Кружки работали в дни отдыха и ежедневно в вечерние часы. Преподавали механик Хлыстов, отчасти товарищ Краев и два его помощника. Некоторые из молодежи пожелали учиться политграмоте. Сначала молодежь шла в этот кружок туго, опасаясь, как бы здесь их не «переучили». По натуре своей они ненавидели всякую власть, всякое начальство, всякий труд и дисциплину. Будь все это проклято! Они были поневоле «самостийниками», анархистами в опошленном понимании этого слова. Таковыми воспитали их среда и общие условия их беспризорной жизни. Поэтому, упираясь идти в просветительный кружок, они говорили:
— Пожалуй, чего доброго, еще в коммунисты выведут.

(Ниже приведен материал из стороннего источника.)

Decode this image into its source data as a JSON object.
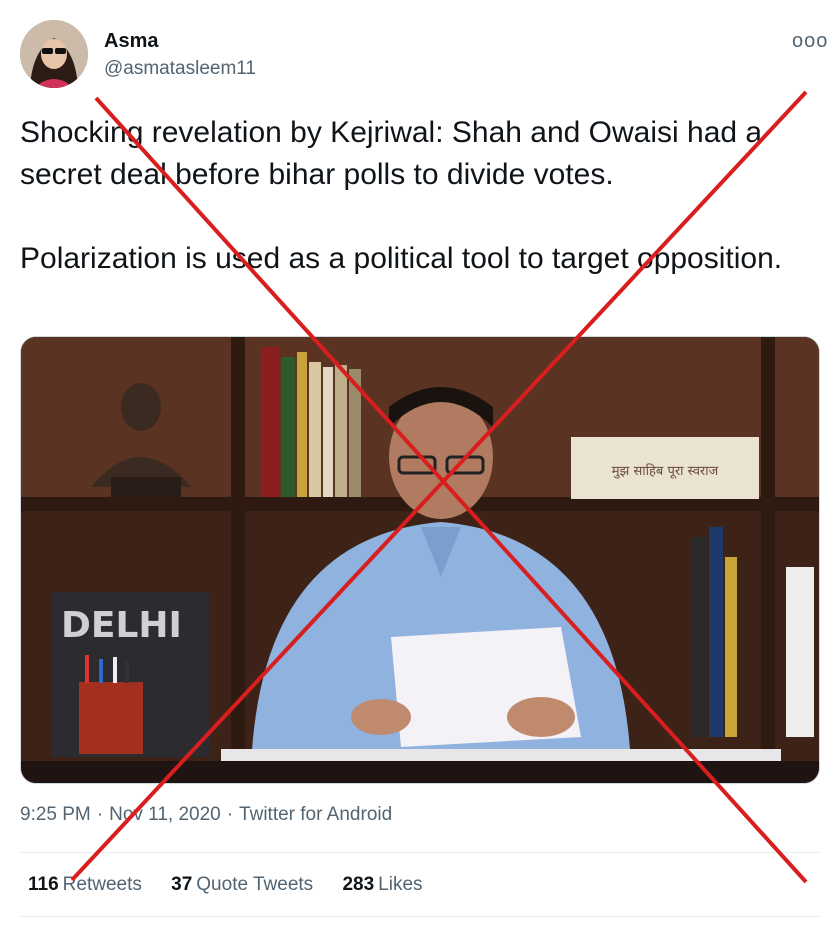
{
  "author": {
    "name": "Asma",
    "handle": "@asmatasleem11"
  },
  "tweet": {
    "paragraphs": [
      "Shocking revelation by Kejriwal: Shah and Owaisi had a secret deal before bihar polls to divide votes.",
      "Polarization is used as a political tool to target opposition."
    ]
  },
  "media": {
    "sign_text": "DELHI",
    "plaque_text": "मुझ साहिब पूरा स्वराज"
  },
  "meta": {
    "time": "9:25 PM",
    "sep": "·",
    "date": "Nov 11, 2020",
    "source": "Twitter for Android"
  },
  "stats": {
    "retweets": {
      "count": "116",
      "label": "Retweets"
    },
    "quotes": {
      "count": "37",
      "label": "Quote Tweets"
    },
    "likes": {
      "count": "283",
      "label": "Likes"
    }
  },
  "more_icon": "ooo",
  "overlay_color": "#d81e1e"
}
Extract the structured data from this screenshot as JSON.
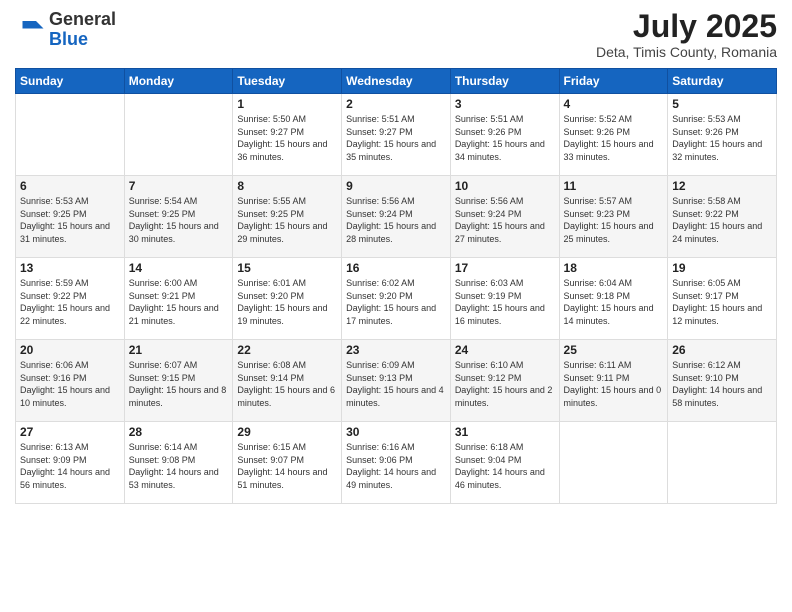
{
  "logo": {
    "general": "General",
    "blue": "Blue"
  },
  "header": {
    "month_year": "July 2025",
    "location": "Deta, Timis County, Romania"
  },
  "days_of_week": [
    "Sunday",
    "Monday",
    "Tuesday",
    "Wednesday",
    "Thursday",
    "Friday",
    "Saturday"
  ],
  "weeks": [
    [
      {
        "day": "",
        "detail": ""
      },
      {
        "day": "",
        "detail": ""
      },
      {
        "day": "1",
        "detail": "Sunrise: 5:50 AM\nSunset: 9:27 PM\nDaylight: 15 hours and 36 minutes."
      },
      {
        "day": "2",
        "detail": "Sunrise: 5:51 AM\nSunset: 9:27 PM\nDaylight: 15 hours and 35 minutes."
      },
      {
        "day": "3",
        "detail": "Sunrise: 5:51 AM\nSunset: 9:26 PM\nDaylight: 15 hours and 34 minutes."
      },
      {
        "day": "4",
        "detail": "Sunrise: 5:52 AM\nSunset: 9:26 PM\nDaylight: 15 hours and 33 minutes."
      },
      {
        "day": "5",
        "detail": "Sunrise: 5:53 AM\nSunset: 9:26 PM\nDaylight: 15 hours and 32 minutes."
      }
    ],
    [
      {
        "day": "6",
        "detail": "Sunrise: 5:53 AM\nSunset: 9:25 PM\nDaylight: 15 hours and 31 minutes."
      },
      {
        "day": "7",
        "detail": "Sunrise: 5:54 AM\nSunset: 9:25 PM\nDaylight: 15 hours and 30 minutes."
      },
      {
        "day": "8",
        "detail": "Sunrise: 5:55 AM\nSunset: 9:25 PM\nDaylight: 15 hours and 29 minutes."
      },
      {
        "day": "9",
        "detail": "Sunrise: 5:56 AM\nSunset: 9:24 PM\nDaylight: 15 hours and 28 minutes."
      },
      {
        "day": "10",
        "detail": "Sunrise: 5:56 AM\nSunset: 9:24 PM\nDaylight: 15 hours and 27 minutes."
      },
      {
        "day": "11",
        "detail": "Sunrise: 5:57 AM\nSunset: 9:23 PM\nDaylight: 15 hours and 25 minutes."
      },
      {
        "day": "12",
        "detail": "Sunrise: 5:58 AM\nSunset: 9:22 PM\nDaylight: 15 hours and 24 minutes."
      }
    ],
    [
      {
        "day": "13",
        "detail": "Sunrise: 5:59 AM\nSunset: 9:22 PM\nDaylight: 15 hours and 22 minutes."
      },
      {
        "day": "14",
        "detail": "Sunrise: 6:00 AM\nSunset: 9:21 PM\nDaylight: 15 hours and 21 minutes."
      },
      {
        "day": "15",
        "detail": "Sunrise: 6:01 AM\nSunset: 9:20 PM\nDaylight: 15 hours and 19 minutes."
      },
      {
        "day": "16",
        "detail": "Sunrise: 6:02 AM\nSunset: 9:20 PM\nDaylight: 15 hours and 17 minutes."
      },
      {
        "day": "17",
        "detail": "Sunrise: 6:03 AM\nSunset: 9:19 PM\nDaylight: 15 hours and 16 minutes."
      },
      {
        "day": "18",
        "detail": "Sunrise: 6:04 AM\nSunset: 9:18 PM\nDaylight: 15 hours and 14 minutes."
      },
      {
        "day": "19",
        "detail": "Sunrise: 6:05 AM\nSunset: 9:17 PM\nDaylight: 15 hours and 12 minutes."
      }
    ],
    [
      {
        "day": "20",
        "detail": "Sunrise: 6:06 AM\nSunset: 9:16 PM\nDaylight: 15 hours and 10 minutes."
      },
      {
        "day": "21",
        "detail": "Sunrise: 6:07 AM\nSunset: 9:15 PM\nDaylight: 15 hours and 8 minutes."
      },
      {
        "day": "22",
        "detail": "Sunrise: 6:08 AM\nSunset: 9:14 PM\nDaylight: 15 hours and 6 minutes."
      },
      {
        "day": "23",
        "detail": "Sunrise: 6:09 AM\nSunset: 9:13 PM\nDaylight: 15 hours and 4 minutes."
      },
      {
        "day": "24",
        "detail": "Sunrise: 6:10 AM\nSunset: 9:12 PM\nDaylight: 15 hours and 2 minutes."
      },
      {
        "day": "25",
        "detail": "Sunrise: 6:11 AM\nSunset: 9:11 PM\nDaylight: 15 hours and 0 minutes."
      },
      {
        "day": "26",
        "detail": "Sunrise: 6:12 AM\nSunset: 9:10 PM\nDaylight: 14 hours and 58 minutes."
      }
    ],
    [
      {
        "day": "27",
        "detail": "Sunrise: 6:13 AM\nSunset: 9:09 PM\nDaylight: 14 hours and 56 minutes."
      },
      {
        "day": "28",
        "detail": "Sunrise: 6:14 AM\nSunset: 9:08 PM\nDaylight: 14 hours and 53 minutes."
      },
      {
        "day": "29",
        "detail": "Sunrise: 6:15 AM\nSunset: 9:07 PM\nDaylight: 14 hours and 51 minutes."
      },
      {
        "day": "30",
        "detail": "Sunrise: 6:16 AM\nSunset: 9:06 PM\nDaylight: 14 hours and 49 minutes."
      },
      {
        "day": "31",
        "detail": "Sunrise: 6:18 AM\nSunset: 9:04 PM\nDaylight: 14 hours and 46 minutes."
      },
      {
        "day": "",
        "detail": ""
      },
      {
        "day": "",
        "detail": ""
      }
    ]
  ]
}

Тоже ловкачи!
Но вскоре кружок стал постепенно расширяться; ребятам успешно прививались новые понятия и навыки. В корень сломленное былое их миросозерцание заменялось другим, обогащалось. Проснулась жажда к чтению; выписывались в складчину книги, журналы, газеты, брошюры по техническим вопросам. Совет отчислял от прибылей на культурные надобности более крупные суммы. Образовалось ядро библиотеки, приютившейся в ленинском красном уголке.
У товарища Краева даже мелькнула мысль — через полгода, через год — завести свою комсомольскую ячейку.
Так, с осторожной постепенностью, без всякого нажима, исподволь насаждались ростки культурности.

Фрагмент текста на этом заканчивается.